Addressing cyber security risks in the financial sector
The momentous growth in the digitalisation of the finance industry over the last decade(s) has transformed the sector to a point where an increasingly wide variety of financial services are now becoming available to more and more people, faster than ever before.
Not only is this because digitalisation allowed us to connect across greater distances; but it also expanded our storage and processing power, thereby, enabling our financial (and its subsidiary) systems to get bigger and more complex.
In that regard, what many may not know is that when you increase linearly the intricacies of a complex system, the risk associated with it goes up exponentially, as a consequence.
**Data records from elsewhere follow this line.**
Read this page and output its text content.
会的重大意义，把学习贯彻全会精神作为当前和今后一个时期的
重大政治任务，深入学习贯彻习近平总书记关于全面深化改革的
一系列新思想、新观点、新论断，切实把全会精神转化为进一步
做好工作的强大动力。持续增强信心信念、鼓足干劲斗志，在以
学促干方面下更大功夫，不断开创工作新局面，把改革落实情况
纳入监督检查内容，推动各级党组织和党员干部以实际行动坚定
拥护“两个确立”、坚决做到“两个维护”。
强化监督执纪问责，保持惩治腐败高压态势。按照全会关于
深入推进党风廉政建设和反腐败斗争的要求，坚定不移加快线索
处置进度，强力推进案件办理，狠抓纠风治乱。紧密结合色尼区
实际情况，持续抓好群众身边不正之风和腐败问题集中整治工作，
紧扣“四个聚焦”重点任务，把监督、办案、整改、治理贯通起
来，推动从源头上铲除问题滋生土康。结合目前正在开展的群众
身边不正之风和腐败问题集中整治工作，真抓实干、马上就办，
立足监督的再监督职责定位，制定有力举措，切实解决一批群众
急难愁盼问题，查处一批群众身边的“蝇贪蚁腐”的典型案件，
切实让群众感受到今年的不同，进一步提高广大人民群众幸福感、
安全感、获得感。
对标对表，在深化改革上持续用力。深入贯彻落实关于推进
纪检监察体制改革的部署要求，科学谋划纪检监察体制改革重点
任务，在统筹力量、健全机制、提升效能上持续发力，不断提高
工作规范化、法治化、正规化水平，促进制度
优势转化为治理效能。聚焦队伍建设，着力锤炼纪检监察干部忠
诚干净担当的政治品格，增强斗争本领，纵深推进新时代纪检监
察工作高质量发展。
That is why it is always important to have additional safety measures placed into a system that is advancing in complexity, to serve as a counterbalancing force against the heightened systemic risk.
Unfortunately, this is one lesson we have been taught the hard way—or have at least been made to dearly pay for, regardless of whether we've learnt the lesson or not. By that, I am, of course, referring to the Bangladesh Bank (BB) heist, whereby more than USD 80 million was stolen (some of which has been recovered) by hackers from the Bangladesh central bank, via the Federal Reserve Bank of New York, before being transferred to the Philippines and laundered through its casino system—another USD 20 million was successfully traced to Sri Lanka and has since been fully recovered.
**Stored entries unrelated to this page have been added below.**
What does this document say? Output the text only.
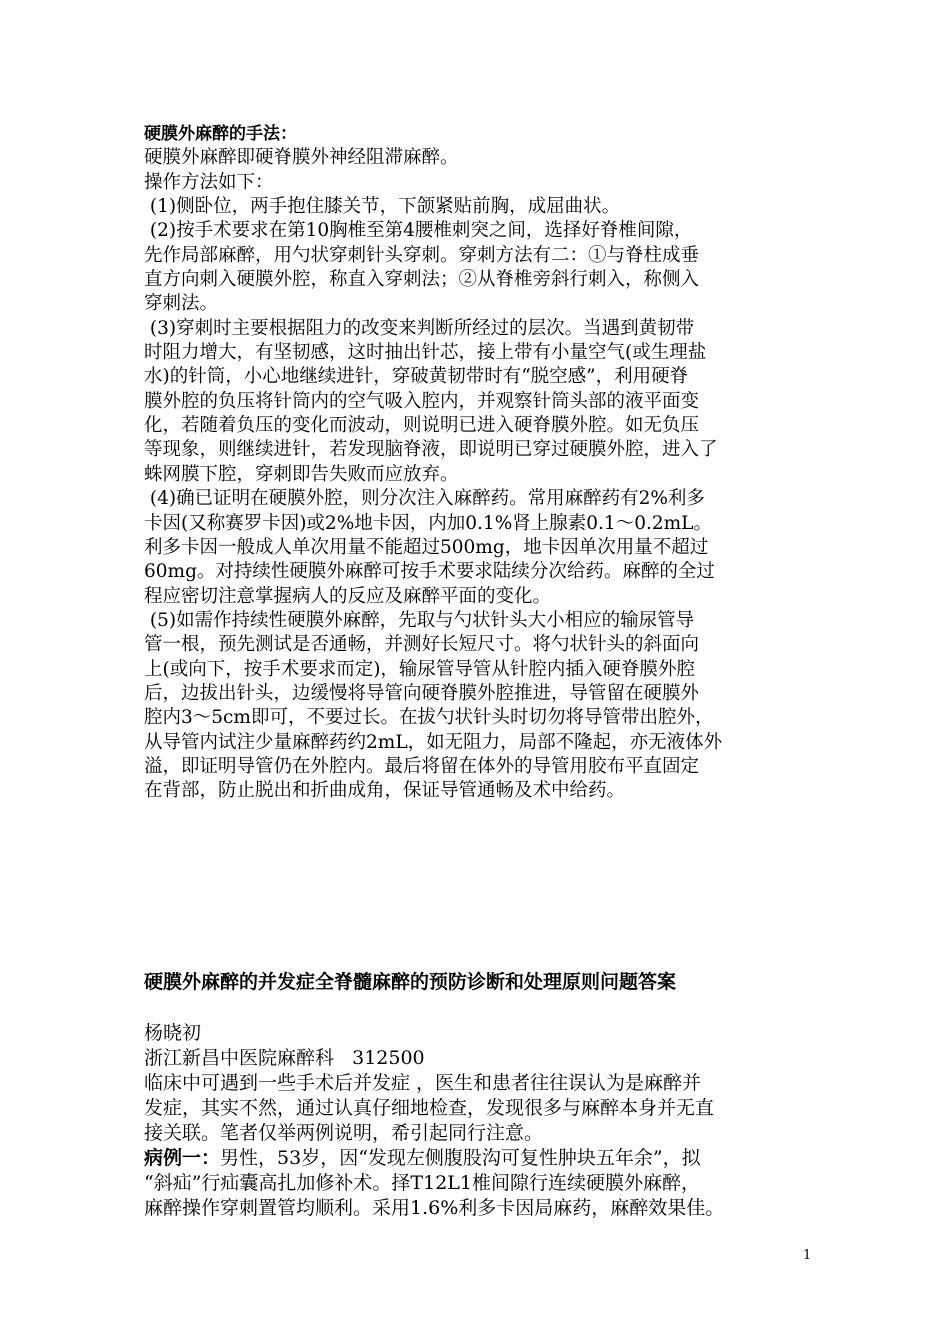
硬膜外麻醉的手法：
硬膜外麻醉即硬脊膜外神经阻滞麻醉。
操作方法如下：
(1)侧卧位，两手抱住膝关节，下颌紧贴前胸，成屈曲状。
(2)按手术要求在第10胸椎至第4腰椎刺突之间，选择好脊椎间隙，
先作局部麻醉，用勺状穿刺针头穿刺。穿刺方法有二：①与脊柱成垂
直方向刺入硬膜外腔，称直入穿刺法；②从脊椎旁斜行刺入，称侧入
穿刺法。
(3)穿刺时主要根据阻力的改变来判断所经过的层次。当遇到黄韧带
时阻力增大，有坚韧感，这时抽出针芯，接上带有小量空气(或生理盐
水)的针筒，小心地继续进针，穿破黄韧带时有“脱空感”，利用硬脊
膜外腔的负压将针筒内的空气吸入腔内，并观察针筒头部的液平面变
化，若随着负压的变化而波动，则说明已进入硬脊膜外腔。如无负压
等现象，则继续进针，若发现脑脊液，即说明已穿过硬膜外腔，进入了
蛛网膜下腔，穿刺即告失败而应放弃。
(4)确已证明在硬膜外腔，则分次注入麻醉药。常用麻醉药有2%利多
卡因(又称赛罗卡因)或2%地卡因，内加0.1%肾上腺素0.1～0.2mL。
利多卡因一般成人单次用量不能超过500mg，地卡因单次用量不超过
60mg。对持续性硬膜外麻醉可按手术要求陆续分次给药。麻醉的全过
程应密切注意掌握病人的反应及麻醉平面的变化。
(5)如需作持续性硬膜外麻醉，先取与勺状针头大小相应的输尿管导
管一根，预先测试是否通畅，并测好长短尺寸。将勺状针头的斜面向
上(或向下，按手术要求而定)，输尿管导管从针腔内插入硬脊膜外腔
后，边拔出针头，边缓慢将导管向硬脊膜外腔推进，导管留在硬膜外
腔内3～5cm即可，不要过长。在拔勺状针头时切勿将导管带出腔外，
从导管内试注少量麻醉药约2mL，如无阻力，局部不隆起，亦无液体外
溢，即证明导管仍在外腔内。最后将留在体外的导管用胶布平直固定
在背部，防止脱出和折曲成角，保证导管通畅及术中给药。
硬膜外麻醉的并发症全脊髓麻醉的预防诊断和处理原则问题答案

杨晓初
浙江新昌中医院麻醉科   312500
临床中可遇到一些手术后并发症 ，医生和患者往往误认为是麻醉并
发症，其实不然，通过认真仔细地检查，发现很多与麻醉本身并无直
接关联。笔者仅举两例说明，希引起同行注意。
病例一：男性，53岁，因“发现左侧腹股沟可复性肿块五年余”，拟
“斜疝”行疝囊高扎加修补术。择T12L1椎间隙行连续硬膜外麻醉，
麻醉操作穿刺置管均顺利。采用1.6%利多卡因局麻药，麻醉效果佳。
1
Investigations in Bangladesh, the Philippines and the FBI following the BB cyber heist revealed something even more concerning—that hackers were able to exploit weaknesses in the “supposedly secure global money transfer system known as SWIFT”, which banks use for major money transfers between themselves, according to Al Jazeera. But the specifics of what weaknesses were exploited in the SWIFT system are yet to be made clear.
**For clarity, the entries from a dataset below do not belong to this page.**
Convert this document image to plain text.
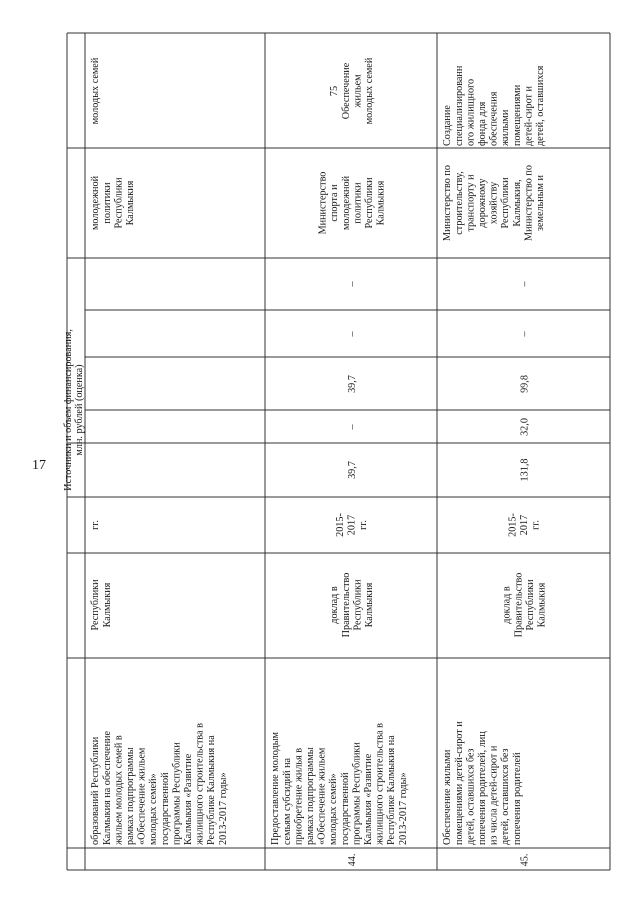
17 Источники и объем финансирования, млн. рублей (оценка)
образований РеспубликиКалмыкия на обеспечениежильем молодых семей врамках подпрограммы«Обеспечение жильеммолодых семей»государственнойпрограммы РеспубликиКалмыкия «Развитиежилищного строительства вРеспублике Калмыкия на2013-2017 годы»
РеспубликиКалмыкия
гг.
молодежнойполитикиРеспубликиКалмыкия
молодых семей
44.
Предоставление молодымсемьям субсидий наприобретение жилья врамках подпрограммы«Обеспечение жильеммолодых семей»государственнойпрограммы РеспубликиКалмыкия «Развитиежилищного строительства вРеспублике Калмыкия на2013-2017 годы»
доклад вПравительствоРеспубликиКалмыкия
2015-2017гг.
39,7
–
39,7
–
–
Министерствоспорта имолодежнойполитикиРеспубликиКалмыкия
75Обеспечениежильеммолодых семей
45.
Обеспечение жилымипомещениями детей-сирот идетей, оставшихся безпопечения родителей, лициз числа детей-сирот идетей, оставшихся безпопечения родителей
доклад вПравительствоРеспубликиКалмыкия
2015-2017гг.
131,8
32,0
99,8
–
–
Министерство построительству,транспорту идорожномухозяйствуРеспубликиКалмыкия,Министерство поземельным и
Созданиеспециализированного жилищногофонда дляобеспеченияжилымипомещениямидетей-сирот идетей, оставшихся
At one-point SWIFT even refuted this claim, blaming rather weaknesses in the security of the Bangladesh central bank for the breach. According to SWIFT, hackers had used relatively simple malware to target the BB's computer system to bypass the primary risk controls, initiate irrevocable fund transfer processes and tamper with statements and confirmations that would normally act as secondary controls.
Having initially denied SWIFT's claim, BB hired a US-based firm to lead the investigation. And their investigation, similar to SWIFT's, found “footprints” of malware of hackers, which also indicated towards a breach in its system.
An internal forensic investigation by the BB found that this malware was installed within the bank's system sometime in January 2016, and had been sitting there for a month gathering information on the bank's operational procedures for international payments and fund transfers. Having gathered this information, the hackers had waited for precisely the right time to launch their attack—that is, right before a weekend to avoid immediate detection.
Despite the findings of these investigations, the entire series of events that led to the theft remains unclear. Many investigations are still ongoing, and negotiations for recovering the stolen money is continuing between the different parties.
However, one positive to take from this is the seemingly increased urgency among government officials to strengthen the cyber security of the country's financial institutions, including the central bank. For example, according to a report by The Daily Star, “the BB has taken up a major remediation plan involving around Tk 200 crore to strengthen its security system”, which was planned to be implemented by June this year.
In August, the BB also cautioned all scheduled banks of cyber attacks and urged them to boost their security measures following similar attacks in India where hackers siphoned off nearly USD 13.5 million through simultaneous withdrawals across 28 countries. And, in accordance with that, one thing that should perhaps be well understood is that hackers usually look for one point of weakness along the connected chain of financial institutions and services, which they can then breach and use to access the entire string.
Thus, it is not only important for the central bank to improve its safeguards to avoid another disaster, but for all financial institutions in our country to do the same, and for our financial security experts to be in constant communication with others around the world to ensure that the integrity of our financial system is well maintained.
At the end of the day, cyber security has become a matter of great importance and concern, as can be seen by events across the world over the last years. However, perhaps because of a lack of understanding, banks and top banking officials are still reluctant to invest in full-scale security measures, without which, safety of the entire financial system cannot be guaranteed. The National Cyber Security Index 2018 report points out that while Bangladesh is very invested in fighting cybercrime and building military capability to do the same, there is zero progress in the area of cyber threats analysis and informing. The index is built by the Estonia-based e-Gov Academy.
This is where regulators must intervene and involve cyber security experts, as it needs to be understood that the cost of ignoring such threats in the long-run, is going to be much higher. And that the damage that can be done to the cyber networking infrastructure as a result, as well as to consumer confidence, is simply not worth the risk.